The four are receiving counselling. Yesterday the institution's management instructed its attorneys to formulate criminal charges against four students who were involved in the making of the video.
An incensed Free State premier Beatrice Marshoff said what was exposed in the footage was just the tip of the iceberg.
Two white students who are implicated have been suspended by the university while the other two are said to have completed their studies last year and are no longer at the institution.
"At the heart of these racist tendencies, is a much deeper culture of entrenched Afrikaner hegemony which finds expression through bureaucratic process such as admission policy.
"For too long acts of racism have gone unreported and unchallenged and this will no longer be tolerated by this government," said the premier.
The racist video in which four students are seen laughing as four black employees are sipping soup laced with urine, was widely condemned by political organisations.
The video was apparently made last year and only came to light on Tuesday as part of an effort to drum up support against hostel integration by white students.
The National, Education, Health and Workers' Union (Nehawu) claimed credit for exposing the video to the public.

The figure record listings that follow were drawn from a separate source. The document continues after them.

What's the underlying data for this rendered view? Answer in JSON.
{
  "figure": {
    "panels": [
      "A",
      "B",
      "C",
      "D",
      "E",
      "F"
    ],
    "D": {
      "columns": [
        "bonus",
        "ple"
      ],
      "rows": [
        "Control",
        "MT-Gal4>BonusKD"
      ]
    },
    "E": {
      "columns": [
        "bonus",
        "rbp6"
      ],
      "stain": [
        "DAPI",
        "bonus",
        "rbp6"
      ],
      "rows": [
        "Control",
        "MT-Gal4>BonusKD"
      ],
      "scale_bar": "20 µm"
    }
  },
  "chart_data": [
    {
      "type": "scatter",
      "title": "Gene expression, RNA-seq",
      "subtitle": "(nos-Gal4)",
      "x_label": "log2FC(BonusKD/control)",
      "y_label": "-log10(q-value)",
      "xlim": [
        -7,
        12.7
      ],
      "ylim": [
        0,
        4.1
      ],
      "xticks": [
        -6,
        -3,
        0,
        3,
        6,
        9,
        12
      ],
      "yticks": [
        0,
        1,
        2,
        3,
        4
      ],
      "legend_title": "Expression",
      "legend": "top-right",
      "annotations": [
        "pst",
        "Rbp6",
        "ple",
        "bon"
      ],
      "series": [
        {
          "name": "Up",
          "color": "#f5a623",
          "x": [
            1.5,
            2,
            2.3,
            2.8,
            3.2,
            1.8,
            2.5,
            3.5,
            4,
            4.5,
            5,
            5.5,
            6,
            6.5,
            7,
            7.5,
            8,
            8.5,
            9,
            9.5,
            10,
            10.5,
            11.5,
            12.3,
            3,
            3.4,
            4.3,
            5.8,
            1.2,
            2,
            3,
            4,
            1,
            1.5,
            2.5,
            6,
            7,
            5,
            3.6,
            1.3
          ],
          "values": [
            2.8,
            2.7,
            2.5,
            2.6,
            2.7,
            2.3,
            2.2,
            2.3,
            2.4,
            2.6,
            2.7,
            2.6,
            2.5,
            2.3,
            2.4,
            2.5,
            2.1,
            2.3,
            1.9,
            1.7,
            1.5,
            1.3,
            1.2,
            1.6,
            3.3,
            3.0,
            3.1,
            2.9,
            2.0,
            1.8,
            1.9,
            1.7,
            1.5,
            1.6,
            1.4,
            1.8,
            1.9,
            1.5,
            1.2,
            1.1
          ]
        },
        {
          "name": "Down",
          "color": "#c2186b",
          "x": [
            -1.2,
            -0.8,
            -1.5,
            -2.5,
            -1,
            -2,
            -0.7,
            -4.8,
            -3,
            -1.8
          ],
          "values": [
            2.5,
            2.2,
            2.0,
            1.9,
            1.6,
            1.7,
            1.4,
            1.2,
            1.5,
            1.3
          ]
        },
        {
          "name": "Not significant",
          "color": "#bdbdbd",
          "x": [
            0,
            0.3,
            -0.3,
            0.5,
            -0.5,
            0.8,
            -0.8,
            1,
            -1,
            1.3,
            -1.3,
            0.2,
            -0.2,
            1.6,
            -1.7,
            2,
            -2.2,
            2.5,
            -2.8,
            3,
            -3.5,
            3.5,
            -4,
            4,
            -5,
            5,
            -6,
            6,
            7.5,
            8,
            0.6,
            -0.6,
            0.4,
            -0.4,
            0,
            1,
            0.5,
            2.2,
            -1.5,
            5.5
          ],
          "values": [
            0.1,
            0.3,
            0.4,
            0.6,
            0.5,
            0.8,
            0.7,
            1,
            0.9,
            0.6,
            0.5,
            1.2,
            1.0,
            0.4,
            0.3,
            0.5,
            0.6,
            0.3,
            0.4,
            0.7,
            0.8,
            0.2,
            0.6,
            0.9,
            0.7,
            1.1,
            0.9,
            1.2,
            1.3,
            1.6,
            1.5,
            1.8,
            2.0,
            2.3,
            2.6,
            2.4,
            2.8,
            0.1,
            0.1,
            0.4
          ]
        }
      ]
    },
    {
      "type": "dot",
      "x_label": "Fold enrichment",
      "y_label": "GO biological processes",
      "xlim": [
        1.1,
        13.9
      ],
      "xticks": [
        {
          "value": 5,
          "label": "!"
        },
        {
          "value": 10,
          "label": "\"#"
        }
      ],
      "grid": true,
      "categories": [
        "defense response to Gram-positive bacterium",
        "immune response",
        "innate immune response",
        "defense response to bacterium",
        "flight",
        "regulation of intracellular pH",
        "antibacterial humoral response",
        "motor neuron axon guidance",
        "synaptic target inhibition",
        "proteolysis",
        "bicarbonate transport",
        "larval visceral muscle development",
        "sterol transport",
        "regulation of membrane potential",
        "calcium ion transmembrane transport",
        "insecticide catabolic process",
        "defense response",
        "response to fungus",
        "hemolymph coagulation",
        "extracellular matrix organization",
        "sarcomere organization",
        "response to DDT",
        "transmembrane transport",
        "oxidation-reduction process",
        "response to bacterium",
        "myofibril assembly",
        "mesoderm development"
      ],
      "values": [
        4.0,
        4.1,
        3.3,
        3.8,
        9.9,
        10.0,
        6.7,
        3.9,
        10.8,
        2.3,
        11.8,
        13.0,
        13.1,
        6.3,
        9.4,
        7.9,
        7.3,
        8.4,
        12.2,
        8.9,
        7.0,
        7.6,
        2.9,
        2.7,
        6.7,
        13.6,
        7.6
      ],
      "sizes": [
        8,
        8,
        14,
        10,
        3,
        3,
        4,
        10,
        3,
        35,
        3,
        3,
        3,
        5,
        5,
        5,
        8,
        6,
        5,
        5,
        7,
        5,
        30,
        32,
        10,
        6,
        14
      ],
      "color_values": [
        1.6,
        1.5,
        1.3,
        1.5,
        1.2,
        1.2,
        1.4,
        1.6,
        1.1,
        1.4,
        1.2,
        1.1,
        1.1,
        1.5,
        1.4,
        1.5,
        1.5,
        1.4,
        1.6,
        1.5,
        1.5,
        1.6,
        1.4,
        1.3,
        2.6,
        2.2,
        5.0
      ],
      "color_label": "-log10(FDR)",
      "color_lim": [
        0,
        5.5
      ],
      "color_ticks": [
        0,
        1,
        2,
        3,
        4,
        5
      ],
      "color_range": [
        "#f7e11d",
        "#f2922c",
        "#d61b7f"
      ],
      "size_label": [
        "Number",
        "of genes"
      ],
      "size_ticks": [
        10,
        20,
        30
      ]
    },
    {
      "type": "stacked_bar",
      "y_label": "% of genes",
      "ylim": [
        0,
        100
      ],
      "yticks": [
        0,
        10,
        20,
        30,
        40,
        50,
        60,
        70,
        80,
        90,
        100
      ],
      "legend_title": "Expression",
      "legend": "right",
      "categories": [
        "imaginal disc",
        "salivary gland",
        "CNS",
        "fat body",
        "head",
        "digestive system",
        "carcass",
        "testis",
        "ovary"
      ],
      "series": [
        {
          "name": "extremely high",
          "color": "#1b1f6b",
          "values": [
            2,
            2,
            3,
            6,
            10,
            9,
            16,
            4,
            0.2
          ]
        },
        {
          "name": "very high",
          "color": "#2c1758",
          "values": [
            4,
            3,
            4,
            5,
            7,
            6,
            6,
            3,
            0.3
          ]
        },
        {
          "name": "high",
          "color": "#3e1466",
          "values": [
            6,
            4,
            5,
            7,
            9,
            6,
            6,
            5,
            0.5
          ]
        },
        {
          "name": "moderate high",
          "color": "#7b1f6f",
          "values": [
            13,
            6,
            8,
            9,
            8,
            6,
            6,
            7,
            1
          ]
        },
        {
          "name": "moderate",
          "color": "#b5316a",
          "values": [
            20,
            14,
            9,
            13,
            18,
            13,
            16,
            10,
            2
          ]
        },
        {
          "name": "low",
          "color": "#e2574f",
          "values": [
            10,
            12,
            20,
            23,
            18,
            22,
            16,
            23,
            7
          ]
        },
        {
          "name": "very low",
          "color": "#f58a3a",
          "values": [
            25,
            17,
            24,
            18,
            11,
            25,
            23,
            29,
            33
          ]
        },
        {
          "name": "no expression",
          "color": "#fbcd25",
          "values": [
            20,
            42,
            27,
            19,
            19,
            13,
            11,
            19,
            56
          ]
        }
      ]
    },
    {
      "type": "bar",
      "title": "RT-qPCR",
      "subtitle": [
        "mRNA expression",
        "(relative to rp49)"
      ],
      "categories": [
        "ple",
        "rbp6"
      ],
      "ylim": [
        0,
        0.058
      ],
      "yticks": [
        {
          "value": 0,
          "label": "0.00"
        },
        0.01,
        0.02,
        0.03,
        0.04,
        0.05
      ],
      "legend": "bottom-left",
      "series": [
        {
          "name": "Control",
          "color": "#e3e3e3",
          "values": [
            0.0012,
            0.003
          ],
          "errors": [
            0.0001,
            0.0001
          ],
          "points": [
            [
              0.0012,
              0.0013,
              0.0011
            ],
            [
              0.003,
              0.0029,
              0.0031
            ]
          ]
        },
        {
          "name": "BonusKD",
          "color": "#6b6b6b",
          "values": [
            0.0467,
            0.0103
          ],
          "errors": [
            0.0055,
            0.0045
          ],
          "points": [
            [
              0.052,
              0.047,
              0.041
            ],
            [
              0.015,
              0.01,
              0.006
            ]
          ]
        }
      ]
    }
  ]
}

Regional Nehawu secretary Mogale Mphahlele said the students had shot the video to prove that blacks behaved in an inhuman manner and therefore should not be be integrated into the white hostel.
He said this was after the council had approved an integration policy last year.
The students had edited out the urine and drinking part to tone it down, he said.
"We received a tip off and got our hands on the original part which we have distributed to the media," he said.
An edited version was shown in the student hall on Tuesday afternoon, he said.
The video unleashed a flood of reactions ranging from human rights organisations to the political fraternity.
The Freedom Front Plus described the video as shocking, unforgivable and said it should not go unpunished.
Students and employees yesterday marched to the campus to hand over a memorandum demanding action be taken as well as denouncing the video.
While the march proceeded peacefully, there have been sporadic incidents of intimidation and damage to property which resulted in five students being arrested.
The students were later released after questioning and statements obtained from them.
Following the protest march, the management suspended all classes to today.
Police spokesman Superintendent Annelie Wrensch said the police were still to view the footage to determine if any criminal acts were committed.
After that police will decide whether to press charges or not.
Free State South African Student Congress chairman and a student, Mojalefa Simingo said racism and racist attacks on the black students were rife.
"I was once attacked by white students in 2005 when I was still the head of Reitz hostel. In the very same year, some black female students were attacked by the white students outside the same residence.
"Up until today nothing has been done by the university to address these assaults," said Simingo.
Apparently another black student was also allegedly assaulted by white students last weekend in Brandwag.